Hapishaneler bunun en somut ve çarpıcı örneğidir. Hükümetlerin yurttaşlarına tehlikeyi önlediklerini ve yok ettiklerini kanıtlamaya çalıştıkları hapishaneler Bauman’a göre suçlunun dışlandığı yer konumundadır.

Günümüzde güvensizlik kişinin can ve mal güvenliği korusuna odaklanmıştır. Toplumsal güvenliği sağlamak amacıyla toplum düzenini bozan kişileri ve suçluları cezalandırarak hapsetmek devletin görevidir. Ancak Bauman, bu yasal düzenlemelerin birçoğunun yalnızca yoksullar ve ezilmişler için olduğunu düşünerek, ulusu soyanların serbest ticaret yapıyorlarmış gibi gösterilerek devletin yasal düzenlemelerinden uzak tutulmasına anlam verememektedir. Bunların birçoğunun cezalandırılmadığını ve büyük suçluların işlediği suçların cezalandırılabilir suçlar arasında bulunmadığını dile getirir (Bauman, 1999:139). Bu durumda hapishanelerin alt sınıf insanlarla, yoksullarla dolu olması da şaşırtıcı değildir. Çünkü büyük suçlar tam olarak tanımlanmamış olmasının yanında, ortaya çıkarılması ve kesin olarak gözler önüne serilmesi güç suçlardır. Bu suçların kesin

olarak işlendiğini ortaya koymanın zorluğu bu suçları işleyen bireylerin toplum içinde önemli yere sahip olmalarından kaynaklanmaktadır. Bauman bu tür suçlara büyük şirket suçlarını örnek olarak verir. Büyük şirket suçluları zaman zaman yargılansalar dahi adi bir hırsızdan daha fazla olanağa sahiptir. Bauman “yerel

düzenlerin adamları küresel güçlerin üstünlüğünün öylesine farkındadırlar ki eğer suçlular palazlanabilecekleri kadar palazlanmışlarsa bunu bir başarı olarak değerlendirirler” (Bauman, 1999: 140) diyerek, konunun önemini desteklemektedir.
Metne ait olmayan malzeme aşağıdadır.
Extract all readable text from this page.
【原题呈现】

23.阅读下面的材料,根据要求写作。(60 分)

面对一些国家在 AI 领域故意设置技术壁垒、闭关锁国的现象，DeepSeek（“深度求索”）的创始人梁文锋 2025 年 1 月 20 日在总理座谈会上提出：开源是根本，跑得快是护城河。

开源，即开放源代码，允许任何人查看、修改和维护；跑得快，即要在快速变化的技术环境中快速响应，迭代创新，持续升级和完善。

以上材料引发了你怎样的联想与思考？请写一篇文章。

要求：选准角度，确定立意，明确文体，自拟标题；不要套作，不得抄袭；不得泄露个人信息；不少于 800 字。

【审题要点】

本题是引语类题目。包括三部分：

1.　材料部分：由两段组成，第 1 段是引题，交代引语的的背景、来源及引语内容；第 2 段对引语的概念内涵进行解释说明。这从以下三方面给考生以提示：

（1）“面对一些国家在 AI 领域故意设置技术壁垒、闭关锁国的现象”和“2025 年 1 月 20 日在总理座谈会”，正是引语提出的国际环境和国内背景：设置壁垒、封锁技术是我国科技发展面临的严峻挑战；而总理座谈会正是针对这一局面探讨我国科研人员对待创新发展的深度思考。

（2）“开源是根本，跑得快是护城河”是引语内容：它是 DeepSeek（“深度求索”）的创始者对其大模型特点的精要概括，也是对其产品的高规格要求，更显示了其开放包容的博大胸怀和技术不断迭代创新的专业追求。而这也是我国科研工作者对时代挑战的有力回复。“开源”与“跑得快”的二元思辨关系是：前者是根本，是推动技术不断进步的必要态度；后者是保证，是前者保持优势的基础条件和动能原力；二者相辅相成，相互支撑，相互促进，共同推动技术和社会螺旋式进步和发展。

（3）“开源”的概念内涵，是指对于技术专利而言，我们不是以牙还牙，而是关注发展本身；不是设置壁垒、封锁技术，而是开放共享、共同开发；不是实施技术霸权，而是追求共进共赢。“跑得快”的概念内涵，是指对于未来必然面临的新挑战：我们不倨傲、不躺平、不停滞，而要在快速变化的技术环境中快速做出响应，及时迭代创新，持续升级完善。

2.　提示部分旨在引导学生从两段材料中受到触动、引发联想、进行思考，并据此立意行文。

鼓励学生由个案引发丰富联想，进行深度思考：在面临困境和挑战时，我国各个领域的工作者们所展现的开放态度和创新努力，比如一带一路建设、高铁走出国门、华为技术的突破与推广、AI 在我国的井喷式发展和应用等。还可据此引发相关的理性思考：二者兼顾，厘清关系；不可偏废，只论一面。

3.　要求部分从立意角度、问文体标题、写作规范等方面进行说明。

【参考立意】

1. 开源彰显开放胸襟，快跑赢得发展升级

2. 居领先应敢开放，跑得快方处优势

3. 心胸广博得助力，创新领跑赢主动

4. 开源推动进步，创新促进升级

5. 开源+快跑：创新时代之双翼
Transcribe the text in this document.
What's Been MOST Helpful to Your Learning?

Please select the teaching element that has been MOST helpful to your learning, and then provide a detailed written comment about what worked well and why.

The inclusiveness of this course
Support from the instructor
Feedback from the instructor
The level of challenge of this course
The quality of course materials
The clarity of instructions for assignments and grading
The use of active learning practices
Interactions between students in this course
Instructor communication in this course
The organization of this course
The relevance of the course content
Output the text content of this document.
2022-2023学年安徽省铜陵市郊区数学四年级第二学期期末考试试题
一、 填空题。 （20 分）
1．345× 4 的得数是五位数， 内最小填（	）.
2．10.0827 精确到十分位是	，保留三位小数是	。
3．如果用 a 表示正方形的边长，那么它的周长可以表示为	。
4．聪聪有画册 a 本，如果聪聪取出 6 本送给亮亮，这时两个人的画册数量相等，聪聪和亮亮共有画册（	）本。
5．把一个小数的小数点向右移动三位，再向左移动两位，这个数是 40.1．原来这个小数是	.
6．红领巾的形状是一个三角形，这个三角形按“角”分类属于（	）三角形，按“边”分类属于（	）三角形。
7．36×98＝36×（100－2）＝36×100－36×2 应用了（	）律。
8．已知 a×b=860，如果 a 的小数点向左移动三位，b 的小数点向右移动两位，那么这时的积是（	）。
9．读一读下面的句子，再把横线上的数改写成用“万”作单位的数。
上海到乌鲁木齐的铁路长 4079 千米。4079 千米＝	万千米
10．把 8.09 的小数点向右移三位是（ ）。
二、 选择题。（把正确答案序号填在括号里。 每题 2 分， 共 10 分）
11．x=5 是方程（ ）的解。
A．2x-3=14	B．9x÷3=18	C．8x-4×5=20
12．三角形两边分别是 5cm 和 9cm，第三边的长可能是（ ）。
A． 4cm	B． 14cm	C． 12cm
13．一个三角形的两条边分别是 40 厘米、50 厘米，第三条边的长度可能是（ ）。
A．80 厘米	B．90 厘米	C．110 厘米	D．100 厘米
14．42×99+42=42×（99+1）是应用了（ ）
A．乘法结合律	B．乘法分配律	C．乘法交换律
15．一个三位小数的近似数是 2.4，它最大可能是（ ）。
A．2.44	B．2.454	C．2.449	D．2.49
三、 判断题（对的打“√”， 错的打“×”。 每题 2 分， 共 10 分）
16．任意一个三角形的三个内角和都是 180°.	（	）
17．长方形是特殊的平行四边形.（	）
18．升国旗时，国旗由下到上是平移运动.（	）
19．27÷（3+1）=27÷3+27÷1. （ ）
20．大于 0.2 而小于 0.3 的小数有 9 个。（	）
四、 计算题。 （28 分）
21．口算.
Ayrıca yurttaşlarını daha mutlu, huzurlu bir toplum içinde yaşatmak için uğraşan hükümetler, onların güvenliğini sağlamak adına toplumda politik anlamda büyük kazançlar elde etmektedir. Alt sınıf ve yoksul bireylerin tutuklanarak hapse gönderilmesi toplumdaki diğer bireyleri rahatlatıp güven ortamı sağlarken, üst tabakadaki zenginlerin cezalandırılması topluma güven ortamında yaşadığını hissettirmede anlamsız olduğundan hükümetlere herhangi bir politik kazanç da sağlamayacaktır. Bauman küresel dünya düzeninde suçun yoksul ve hareket yeteneği olmayan yerellerin işlediği ve cezalandırıldığı bir ortam olduğundan söz ederken, aynı küresel dünyanın hareket yeteneği olan ve küresel seçkin kesimin bu özelliğinden dolayı cezalardan her an kaçabilecekleri bir yer olduğunu ifade etmektedir. Ona göre güvenliği tehdit eden suç kaynakları gayet açık olarak yereldir ve yerelleşmiştir. Yani yasal uygulamalara tabi tutulan ve suçlu olarak hapishanelerde bulunanların alt tabaka insanlardan oluştuğunu vurgular. Küresel özgürlüklerden yoksun kalmanın sonucu kaçınılmaz olarak yerelliklerin güçlenmesidir. Bu durumda Bauman alttakilerin giderek yerelleşmesini, üsttekilerin de küreselleşmesinin temellerini attıklarını bize göstermektedir.